Thursday, January 17, 2013

Sherlock Holmes Exhibit at Toronto Reference Library

The interest in Sherlock Holmes seems to be more prevalent than ever these days, fueled by the dueling television shows–the British "Sherlock"  and the American "Elementary".  The Toronto Reference Library celebrates this ongoing interest with a new exhibit in their TD Gallery called "Adventures with Sherlock Holmes", which is filled with artifacts about both the Sherlock Holmes stories, and their author, Sir Arthur Conan Doyle.

The exhibit highlights the lasting influence that Sherlock Holmes has had on arts and culture since his inception.  In addition to the afore-mentioned television shows, numerous live and animated movies, plays, ballets, comic strips, and even advertisements have featured this character.  In a 1953 ballet called "The Great Detective", the same dancer played both parts of the arch-enemies Holmes and Professor Moriarty.

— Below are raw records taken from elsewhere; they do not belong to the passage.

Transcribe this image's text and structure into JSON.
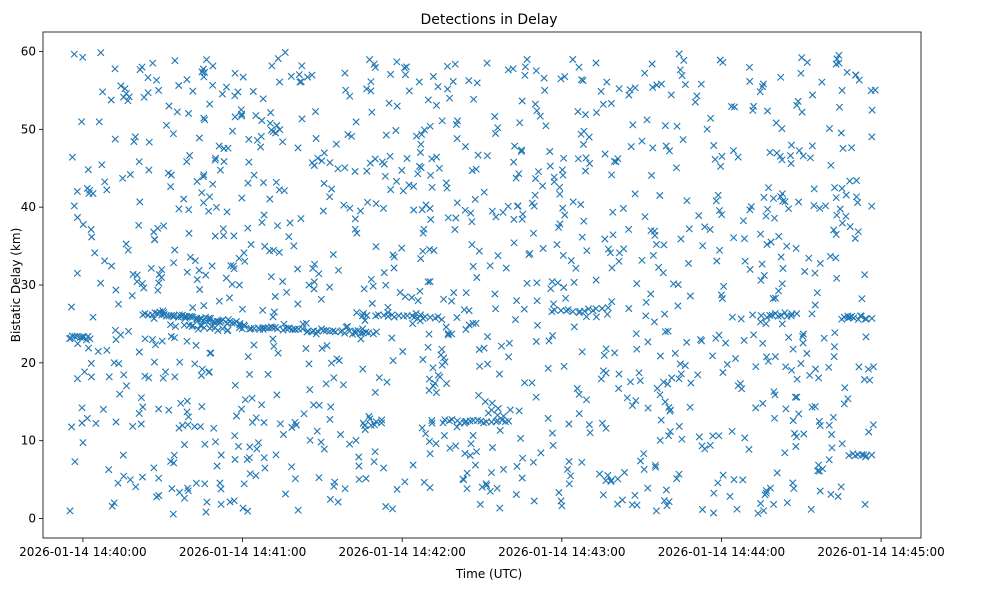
{
  "chart_data": {
    "type": "scatter",
    "title": "Detections in Delay",
    "xlabel": "Time (UTC)",
    "ylabel": "Bistatic Delay (km)",
    "marker": "x",
    "color": "#1f77b4",
    "xlim_seconds": [
      -15,
      315
    ],
    "ylim": [
      -2.5,
      62.5
    ],
    "x_tick_values_seconds": [
      0,
      60,
      120,
      180,
      240,
      300
    ],
    "x_tick_labels": [
      "2026-01-14 14:40:00",
      "2026-01-14 14:41:00",
      "2026-01-14 14:42:00",
      "2026-01-14 14:43:00",
      "2026-01-14 14:44:00",
      "2026-01-14 14:45:00"
    ],
    "y_ticks": [
      0,
      10,
      20,
      30,
      40,
      50,
      60
    ],
    "grid": false,
    "x_range_seconds": [
      -5,
      298
    ],
    "y_range_km": [
      0.5,
      60
    ],
    "background_point_count": 1250,
    "tracks": [
      {
        "x_start": -5,
        "x_end": 0,
        "y_start": 23.3,
        "y_end": 23.3,
        "count": 8
      },
      {
        "x_start": 22,
        "x_end": 30,
        "y_start": 26.3,
        "y_end": 26.3,
        "count": 8
      },
      {
        "x_start": 30,
        "x_end": 60,
        "y_start": 26.2,
        "y_end": 25.0,
        "count": 40
      },
      {
        "x_start": 38,
        "x_end": 55,
        "y_start": 24.7,
        "y_end": 24.3,
        "count": 14
      },
      {
        "x_start": 60,
        "x_end": 110,
        "y_start": 24.6,
        "y_end": 23.8,
        "count": 45
      },
      {
        "x_start": 110,
        "x_end": 135,
        "y_start": 26.2,
        "y_end": 25.8,
        "count": 18
      },
      {
        "x_start": 135,
        "x_end": 160,
        "y_start": 12.5,
        "y_end": 12.5,
        "count": 20
      },
      {
        "x_start": 176,
        "x_end": 195,
        "y_start": 26.8,
        "y_end": 26.8,
        "count": 12
      },
      {
        "x_start": 258,
        "x_end": 268,
        "y_start": 26.2,
        "y_end": 26.2,
        "count": 10
      },
      {
        "x_start": 285,
        "x_end": 296,
        "y_start": 25.8,
        "y_end": 25.8,
        "count": 12
      },
      {
        "x_start": 288,
        "x_end": 296,
        "y_start": 8.2,
        "y_end": 8.2,
        "count": 8
      },
      {
        "x_start": 105,
        "x_end": 112,
        "y_start": 12.2,
        "y_end": 12.2,
        "count": 6
      },
      {
        "x_start": 36,
        "x_end": 44,
        "y_start": 11.8,
        "y_end": 11.8,
        "count": 5
      }
    ]
  }
}
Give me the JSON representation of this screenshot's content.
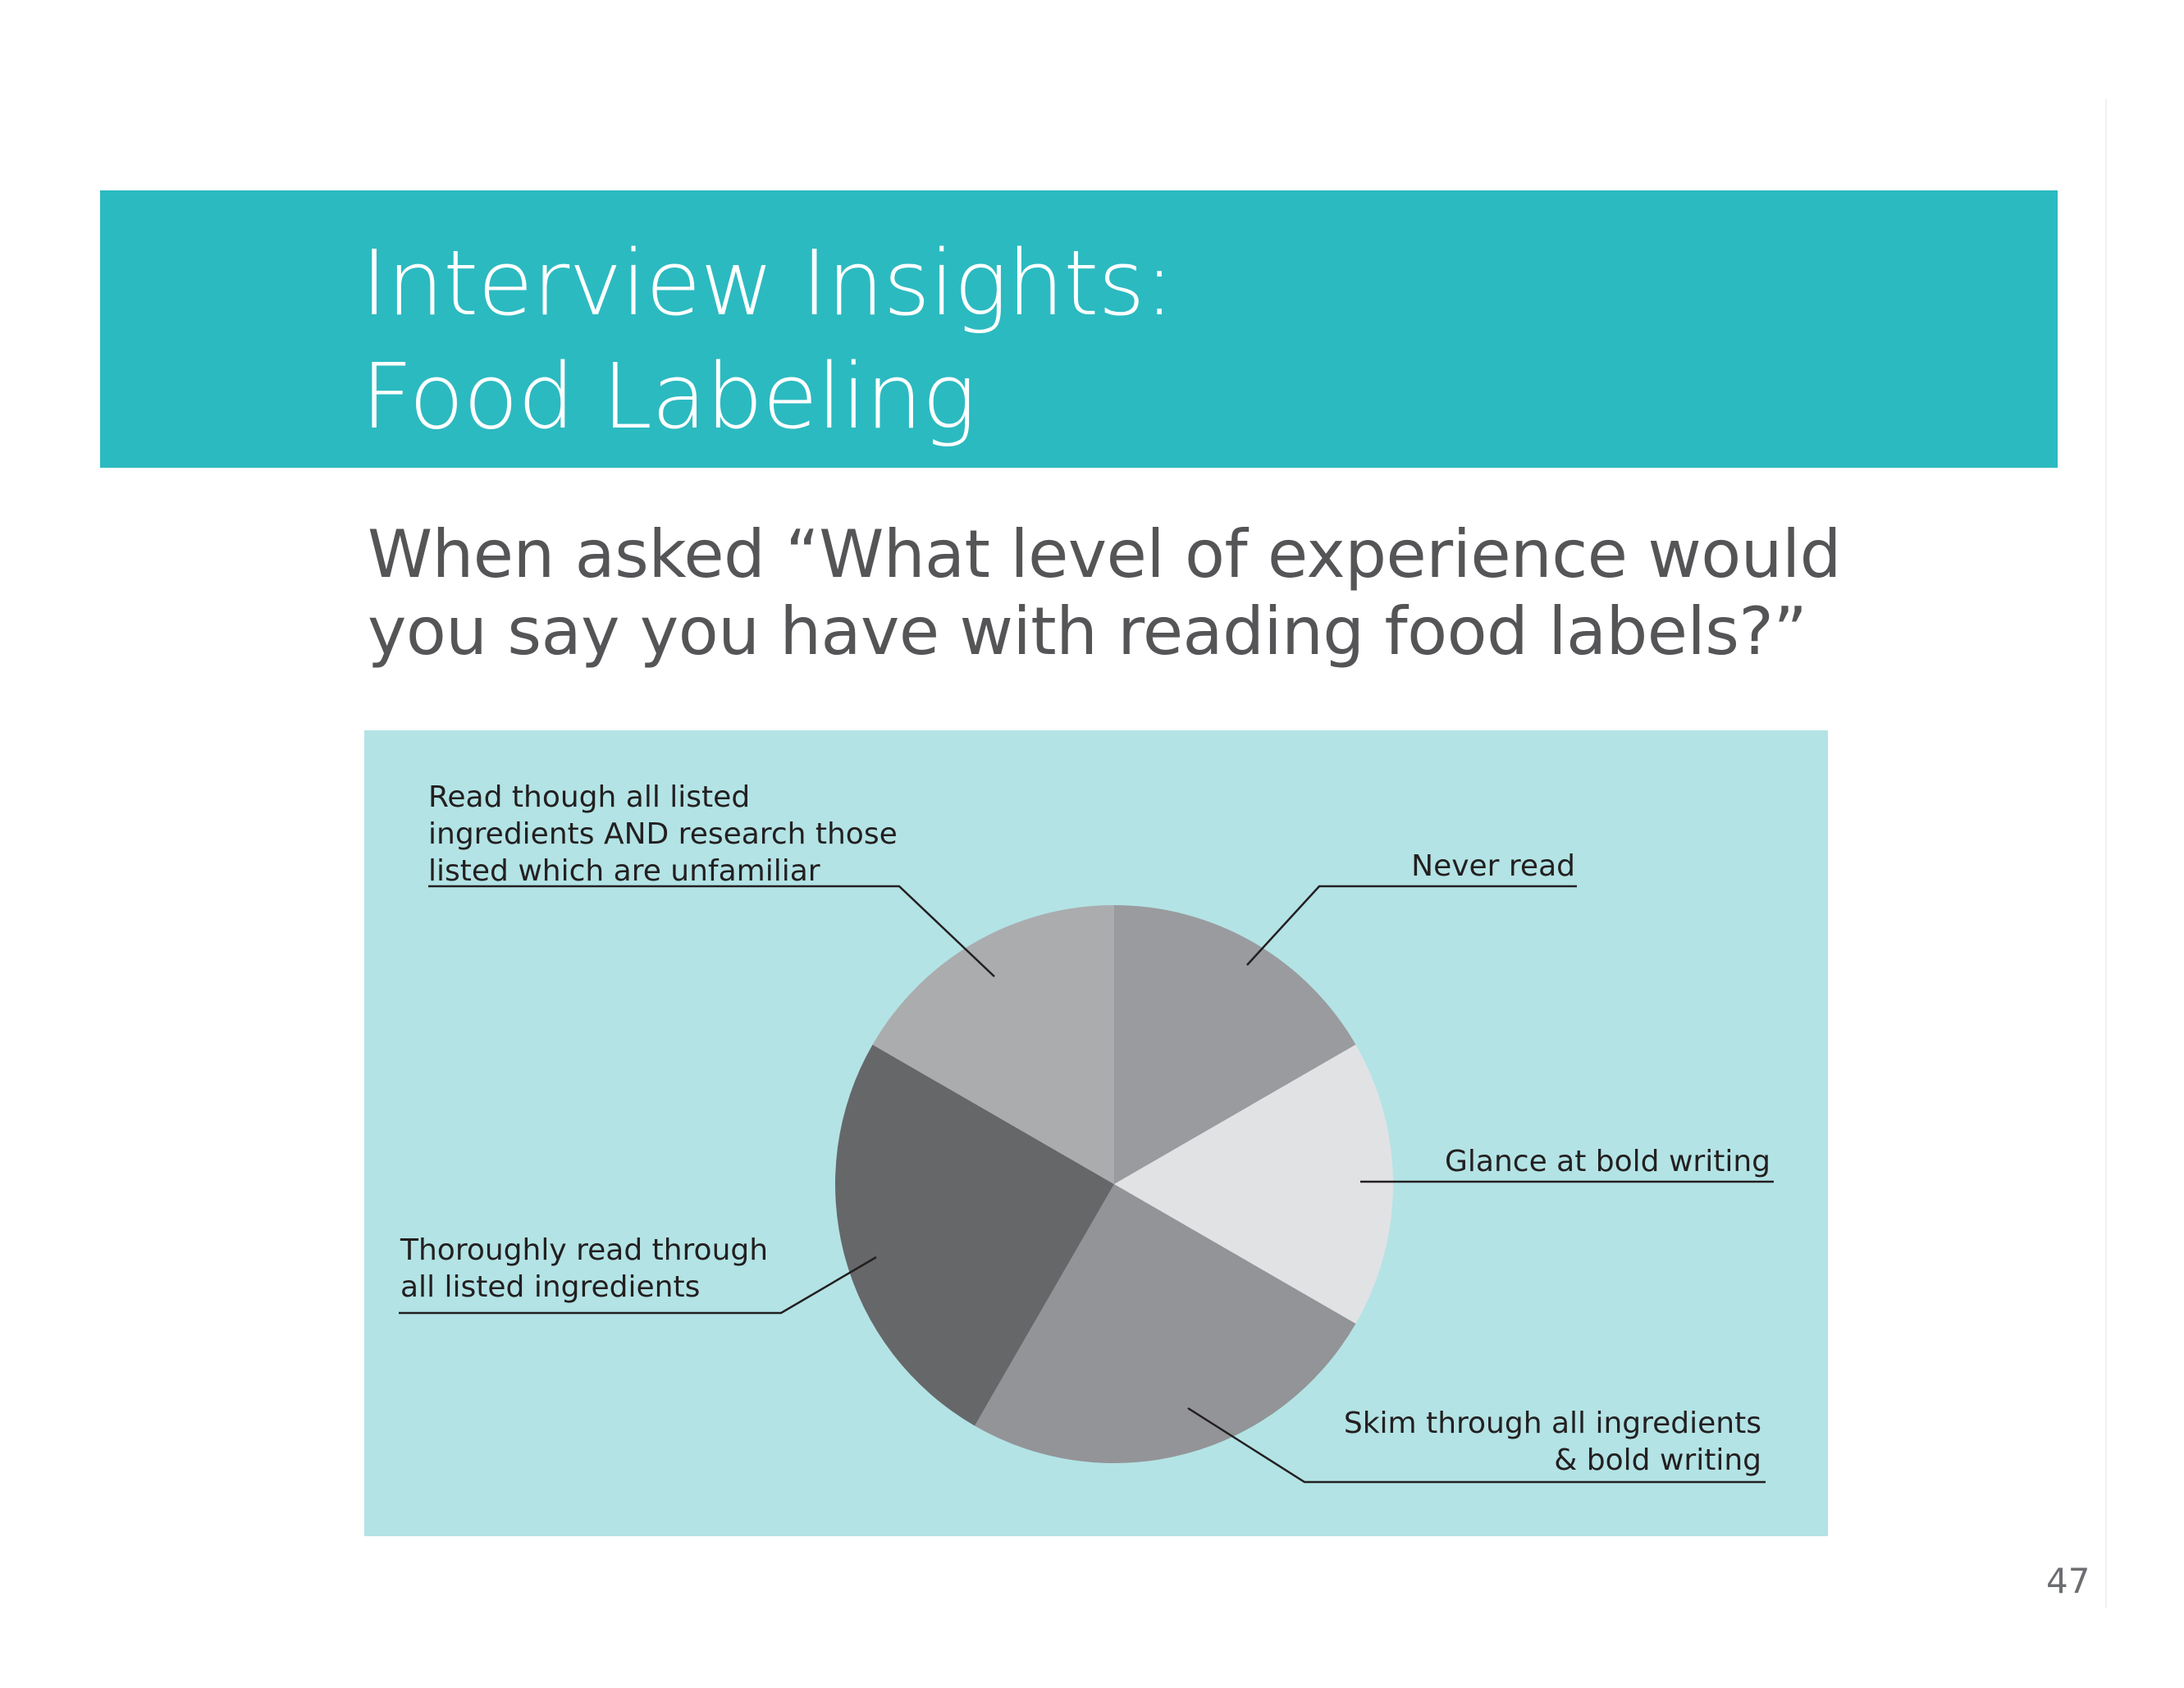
{
  "title": {
    "line1": "Interview Insights:",
    "line2": "Food Labeling"
  },
  "question": {
    "line1": "When asked “What level of experience would",
    "line2": "you say you have with reading food labels?”"
  },
  "page_number": "47",
  "colors": {
    "title_band": "#2bbac0",
    "chart_panel": "#b3e3e5",
    "title_text": "#ffffff",
    "question_text": "#555558",
    "label_text": "#231f20"
  },
  "chart_data": {
    "type": "pie",
    "title": "",
    "start_angle_deg": 0,
    "direction": "clockwise",
    "slices": [
      {
        "name": "Never read",
        "label_lines": [
          "Never read"
        ],
        "value": 1,
        "color": "#9a9b9e",
        "label_anchor": "end"
      },
      {
        "name": "Glance at bold writing",
        "label_lines": [
          "Glance at bold writing"
        ],
        "value": 1,
        "color": "#e1e2e4",
        "label_anchor": "end"
      },
      {
        "name": "Skim through all ingredients & bold writing",
        "label_lines": [
          "Skim through all ingredients",
          "& bold writing"
        ],
        "value": 1.5,
        "color": "#939497",
        "label_anchor": "end"
      },
      {
        "name": "Thoroughly read through all listed ingredients",
        "label_lines": [
          "Thoroughly read through",
          "all listed ingredients"
        ],
        "value": 1.5,
        "color": "#666769",
        "label_anchor": "start"
      },
      {
        "name": "Read though all listed ingredients AND research those listed which are unfamiliar",
        "label_lines": [
          "Read though all listed",
          "ingredients AND research those",
          "listed which are unfamiliar"
        ],
        "value": 1,
        "color": "#abacae",
        "label_anchor": "start"
      }
    ]
  }
}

The criminal mastermind Moriarty is described as the epitome of evil and the only villain that was an intellectual match for Holmes.  He is so ingrained in the Sherlock Holmes canon  that it is incredible to consider he was instrumental in only one short story, The Final Problem.  Tired of what he considered less important writing, Conan Doyle wanted to kill off his hero and created the ultimate nemesis to accomplish this feat.  In the climax of The Final Problem, both Holmes and Moriarty plunge "to their deaths" down the Reichenbach Falls in Switzerland.  However public pressure forced Conan Doyle to resurrect Holmes in future stories, explaining that he had survived the fall and faked his death while he dealt with Moriarty's henchmen.  He did not resurrect Moriarty, feeling that it would diminish Holmes' capabilities if his opponent kept escaping and returning.

There are many renderings of Holmes and his trusty side-kick Doctor Watson including late 1800s to early 1900s etchings from both the U.K. and U.S. versions of the magazines or books where the stories were featured.  More recent images from Vanity Fair and other sources showed colourful images of Sherlock.  Sculptural representations of Holmes range from youthful and vigorous to old and craggy.  There were even stained glass windows lit up with scenes of Holmes and Watson at work.

Memorabilia created in the images of Sherlock Holmes, Dr Watson and Professor Moriarty took all shapes and forms.  Artifacts on display include a chess set, playing cards, mugs, teapots, wine glasses, matchboxes, cigarette cards, and more.

If imitation is the sincerest form of flattery, Sir Arthur Conan Doyle should consider himself extremely flattered. Detective Sexton Blake was just one example of shameless ripoffs on the Holmes character.  There were also numerous spoof books that spanned all genres, such as "The Sexual Adventures of Sherlock Holmes", "Sherlock Holmes vs Jack the Ripper", "Sherlock Holmes Through Time and Space, Einstein and Sherlock Holmes, and a few ethnic variations including an Indian novel called "Holmes of the Raj" and Japanese graphic novels.

With respect to the author himself, there were several displays devoted to personal artifacts of Conan Doyle, including a handwritten note where he brags about his golf score, as well as photos and notes depicting his belief in spiritualism.  His second wife was a medium and would hold seances to try to contact Doyle's oldest son who died of pneumonia towards the end of WWI.  There were examples of "spirit writing" where spirits would convey messages to the living by guiding the hand that held the pen.  One photo of Holmes and his wife shows a bright glowing light behind them, similar to what would appear if a camera flash reflected in a pane of glass.  They believed this to be a spirit photo.

This was an insightful exhibit that encourages you to run out and borrow the tomes of Sherlock Holmes from your nearest public library.